Annexe 2 – Procédés entraînant un maximum de modifications

Procédés entraînant, chez l'aliment, un MAXIMUM de modifications physiques, chimiques ou biologiques

  • Action hormonale
  • Attendrissage (avec ajout de produits chimiques)
  • Blanchiment (avec ajout de produits chimiques)
  • Décaféination (avec ajout de produits chimiques)
  • Dénaturation (avec ajout de produits chimiques)
  • Désossage (à la machine)
  • Échange d'anions
  • Échange de cations
  • Enzymolyse (avec ajout de produits chimiques)
  • Estérification
  • Fumage (avec ajout de produits chimiques)
  • Hydrogénation
  • Hydrolyse (avec ajout de produits chimiques)
  • Interestérification
  • Oxydation (avec ajout de produits chimiques)
  • Réduction (avec ajout de produits chimiques)
  • Salaison, traitement (avec ajout de produits chimiques)
  • Synthèse (chimique)
  • Transformation (avec ajout ou synthèse de produits chimiques)

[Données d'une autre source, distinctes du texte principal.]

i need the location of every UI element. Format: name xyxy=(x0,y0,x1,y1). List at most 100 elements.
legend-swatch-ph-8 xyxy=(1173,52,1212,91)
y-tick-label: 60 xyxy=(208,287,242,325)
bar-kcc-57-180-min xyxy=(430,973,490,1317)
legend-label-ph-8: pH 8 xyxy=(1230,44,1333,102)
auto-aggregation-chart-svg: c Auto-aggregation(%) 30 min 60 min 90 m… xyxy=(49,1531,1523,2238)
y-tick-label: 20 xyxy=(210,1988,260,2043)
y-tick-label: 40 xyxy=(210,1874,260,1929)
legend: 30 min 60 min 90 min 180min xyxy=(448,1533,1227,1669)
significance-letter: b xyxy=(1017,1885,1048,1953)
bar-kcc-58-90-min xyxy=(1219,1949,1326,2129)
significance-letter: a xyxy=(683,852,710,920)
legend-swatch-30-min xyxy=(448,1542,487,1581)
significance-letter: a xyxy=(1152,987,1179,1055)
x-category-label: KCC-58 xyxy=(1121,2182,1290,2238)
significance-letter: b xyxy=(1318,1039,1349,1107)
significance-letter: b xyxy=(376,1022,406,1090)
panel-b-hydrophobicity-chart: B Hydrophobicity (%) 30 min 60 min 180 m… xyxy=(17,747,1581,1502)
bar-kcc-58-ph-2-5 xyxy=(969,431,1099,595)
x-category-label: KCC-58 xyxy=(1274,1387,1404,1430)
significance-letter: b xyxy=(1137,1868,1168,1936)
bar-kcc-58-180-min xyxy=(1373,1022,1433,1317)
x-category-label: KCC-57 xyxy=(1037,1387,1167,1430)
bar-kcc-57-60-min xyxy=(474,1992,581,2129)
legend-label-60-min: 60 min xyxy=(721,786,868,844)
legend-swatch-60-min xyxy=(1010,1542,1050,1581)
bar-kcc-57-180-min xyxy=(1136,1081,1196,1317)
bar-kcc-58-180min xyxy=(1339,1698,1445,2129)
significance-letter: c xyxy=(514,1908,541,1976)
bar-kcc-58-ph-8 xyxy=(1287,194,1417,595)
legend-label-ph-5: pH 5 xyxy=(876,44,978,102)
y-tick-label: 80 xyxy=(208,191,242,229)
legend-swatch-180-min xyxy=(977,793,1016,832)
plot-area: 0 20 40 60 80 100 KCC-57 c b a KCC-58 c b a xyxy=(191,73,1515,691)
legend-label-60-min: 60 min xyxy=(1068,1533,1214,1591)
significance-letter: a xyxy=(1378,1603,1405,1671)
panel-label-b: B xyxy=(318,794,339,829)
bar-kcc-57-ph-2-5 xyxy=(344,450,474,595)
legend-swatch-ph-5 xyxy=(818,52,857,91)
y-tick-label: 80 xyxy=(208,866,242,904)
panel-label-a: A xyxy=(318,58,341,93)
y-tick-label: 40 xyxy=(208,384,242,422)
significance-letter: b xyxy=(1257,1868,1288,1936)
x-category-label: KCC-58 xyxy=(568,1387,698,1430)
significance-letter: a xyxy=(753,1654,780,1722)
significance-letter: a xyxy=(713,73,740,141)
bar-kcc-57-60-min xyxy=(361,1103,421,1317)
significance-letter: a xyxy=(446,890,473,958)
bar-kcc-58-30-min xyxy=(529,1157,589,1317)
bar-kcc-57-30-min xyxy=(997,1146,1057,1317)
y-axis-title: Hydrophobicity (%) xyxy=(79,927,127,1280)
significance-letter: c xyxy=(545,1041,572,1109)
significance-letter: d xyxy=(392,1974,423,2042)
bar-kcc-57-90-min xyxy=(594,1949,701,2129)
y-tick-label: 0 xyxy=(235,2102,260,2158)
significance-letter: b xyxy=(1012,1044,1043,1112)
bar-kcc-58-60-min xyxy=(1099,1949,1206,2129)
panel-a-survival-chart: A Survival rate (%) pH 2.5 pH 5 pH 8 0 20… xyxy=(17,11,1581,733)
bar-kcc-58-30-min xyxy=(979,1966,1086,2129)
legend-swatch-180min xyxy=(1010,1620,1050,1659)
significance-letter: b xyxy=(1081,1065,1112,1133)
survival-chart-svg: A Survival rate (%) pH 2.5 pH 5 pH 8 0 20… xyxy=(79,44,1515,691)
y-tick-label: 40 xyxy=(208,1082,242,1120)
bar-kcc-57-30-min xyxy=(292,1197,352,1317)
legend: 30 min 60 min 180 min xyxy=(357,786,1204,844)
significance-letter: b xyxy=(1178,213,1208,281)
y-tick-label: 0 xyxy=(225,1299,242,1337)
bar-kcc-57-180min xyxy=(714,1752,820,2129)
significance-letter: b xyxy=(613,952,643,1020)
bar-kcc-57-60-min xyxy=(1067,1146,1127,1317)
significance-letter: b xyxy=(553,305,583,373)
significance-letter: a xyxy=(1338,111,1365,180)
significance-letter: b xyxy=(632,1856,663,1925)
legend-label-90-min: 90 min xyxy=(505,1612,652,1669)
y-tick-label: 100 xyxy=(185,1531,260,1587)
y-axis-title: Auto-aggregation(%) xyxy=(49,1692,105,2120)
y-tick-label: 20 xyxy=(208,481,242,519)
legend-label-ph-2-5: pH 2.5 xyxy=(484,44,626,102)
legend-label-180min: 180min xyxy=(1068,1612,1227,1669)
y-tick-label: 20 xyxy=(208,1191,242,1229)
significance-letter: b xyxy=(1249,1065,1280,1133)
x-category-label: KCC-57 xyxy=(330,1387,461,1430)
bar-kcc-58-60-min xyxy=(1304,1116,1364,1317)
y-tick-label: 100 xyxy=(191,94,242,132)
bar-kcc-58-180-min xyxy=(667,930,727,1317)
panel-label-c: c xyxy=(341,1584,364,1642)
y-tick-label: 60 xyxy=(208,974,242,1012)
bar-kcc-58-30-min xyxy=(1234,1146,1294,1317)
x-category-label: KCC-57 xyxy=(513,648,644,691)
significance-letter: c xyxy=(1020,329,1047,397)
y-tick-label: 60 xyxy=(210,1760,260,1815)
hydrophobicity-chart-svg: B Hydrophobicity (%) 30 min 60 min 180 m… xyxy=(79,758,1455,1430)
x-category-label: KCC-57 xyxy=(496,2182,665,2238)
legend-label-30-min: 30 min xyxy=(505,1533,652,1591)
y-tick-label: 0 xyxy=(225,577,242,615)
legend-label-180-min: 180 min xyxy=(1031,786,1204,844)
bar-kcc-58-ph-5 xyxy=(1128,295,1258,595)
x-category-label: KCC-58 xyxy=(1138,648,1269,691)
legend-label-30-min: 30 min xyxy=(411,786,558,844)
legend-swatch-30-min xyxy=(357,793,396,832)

Renseignements additionnels

Étiquetage des aliments issus du génie génétique au Canada

Fiche de renseignements - Étiquetage des aliments issus du génie génétique au Canada

Lettres d'information/ Mises à jour des politiques

Définitions

Agent antimicrobien

Agent antimicrobien désigne une substance naturelle, semi-synthétique ou synthétique qui, aux concentrations pouvant être atteintes in vivo, exerce une activité antimicrobienne (c'est-à-dire qui détruit les micro-organismes ou en inhibe la croissance). Les anthelminthiques et les substances classées dans la catégorie des désinfectants ou des antiseptiques sont exclus du champ d'application de la présente définition. (OIE : Organisation mondiale de la santé animale)Note de bas de page 4

Antibiotique

Antibiotique désigne toute drogue ou tout mélange de drogues, tels que ceux qui figurent aux articles C.01.410 à C.01.592 (Titre 4 : Drogues de l'annexe D), lesquels sont préparés à partir de certains microorganismes, ou l'ont été antérieurement, mais sont maintenant fabriqués par synthèse, et sont doués de propriétés inhibitrices de la croissance d'autres microorganismes [C.01.001(1), Règlement sur les aliments et drogues].

Grain

À fin d'allégation nourris aux grains :

Grain comprend l'orge, les haricots, le sarrasin, le canola, les pois chiches, le maïs, les féveroles, les graines de lin, les lentilles, les grains mélangés, les graines de moutarde, l'avoine, les pois, le colza, le seigle, les graines de carthame, le soja, les graines de tournesol, le triticale et le blé [Loi sur les grains du Canada et Règlement sur les grains du Canada].

Produit animal

Produit animal notamment la crème, les œufs et le lait; y sont assimilés les ovules non fécondés et le sperme [2(1), Loi sur la santé des animaux].

Sous-produit animal

Sous-produit animal notamment la chair, les abats et les tissus, y compris les poils, plumes, sabots, cornes, peaux, cuir, laine, sang – de même que ses composants – et os, ainsi que toute chose contenant ces éléments [2(1), Loi sur la santé des animaux].